Statistical inference under order restrictions on both rows and columns of a matrix, with an application in toxicology

TL;DR

This paper introduces a new iterative algorithm for statistical inference on matrix parameters with order restrictions on both rows and columns, applicable to various designs and validated through simulations and a toxicology case study.

Contribution

It develops a broad, convergent iterative algorithm for order-restricted inference on matrices, extending previous methods and including a bootstrap test for practical application.

Findings

Algorithm converges under broad conditions

Bootstrap test performs well in simulations

Method applied successfully to toxicology data

Abstract

We present a general methodology for performing statistical inference on the components of a real-valued matrix parameter for which rows and columns are subject to order restrictions. The proposed estimation procedure is based on an iterative algorithm developed by Dykstra and Robertson (1982) for simple order restriction on rows and columns of a matrix. For any order restrictions on rows and columns of a matrix, sufficient conditions are derived for the algorithm to converge in a single application of row and column operations.
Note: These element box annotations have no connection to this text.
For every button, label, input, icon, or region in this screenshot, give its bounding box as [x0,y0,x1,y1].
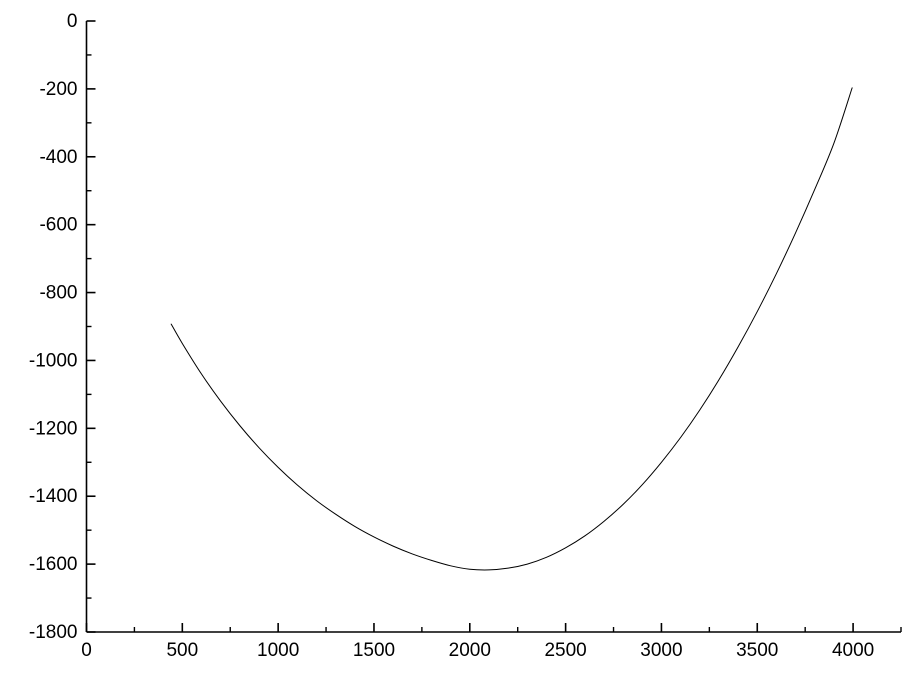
y-axis-minor-ticks [86,54,92,599]
y-tick-label: -1600 [29,554,78,575]
y-tick-label: -1200 [29,418,78,439]
x-tick-label: 2500 [544,640,586,661]
x-tick-label: 1000 [257,640,299,661]
y-axis-tick-labels: 0 -200 -400 -600 -800 -1000 -1200 -1400 -1600 -18… [29,11,78,643]
x-tick-label: 3000 [640,640,682,661]
y-tick-label: -400 [39,147,77,168]
x-axis-tick-labels: 0 500 1000 1500 2000 2500 3000 3500 4000 [81,640,874,661]
x-tick-label: 3500 [736,640,778,661]
x-tick-label: 4000 [832,640,874,661]
data-series-curve [170,87,853,571]
y-axis-major-ticks [86,20,96,633]
x-tick-label: 2000 [449,640,491,661]
x-tick-label: 500 [166,640,198,661]
x-axis-minor-ticks [133,627,902,632]
y-tick-label: -1000 [29,350,78,371]
y-tick-label: -1400 [29,486,78,507]
x-tick-label: 1500 [353,640,395,661]
y-tick-label: -600 [39,215,77,236]
y-tick-label: 0 [67,11,78,32]
y-tick-label: -800 [39,283,77,304]
y-tick-label: -1800 [29,622,78,643]
x-tick-label: 0 [81,640,92,661]
y-tick-label: -200 [39,79,77,100]
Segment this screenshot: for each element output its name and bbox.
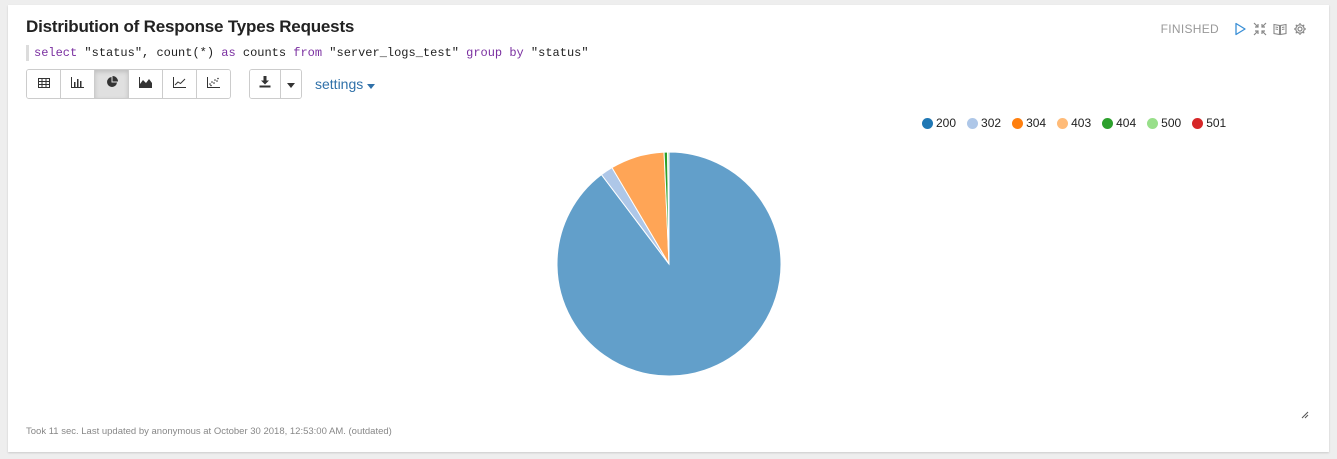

The new algorithm is applicable to a broad collection of order restrictions. In practice, it is easy to design a study such that the sufficient conditions derived in this paper are satisfied. For instance, the sufficient conditions are satisfied in a balanced design. Using the estimation procedure developed in this article, a bootstrap test for order restrictions on rows and columns of a matrix is proposed. Computer simulations for ordinal data were performed to compare the proposed test with some existing test procedures in terms of size and power. The new methodology is illustrated by applying it to a set of ordinal data obtained from a toxicological study.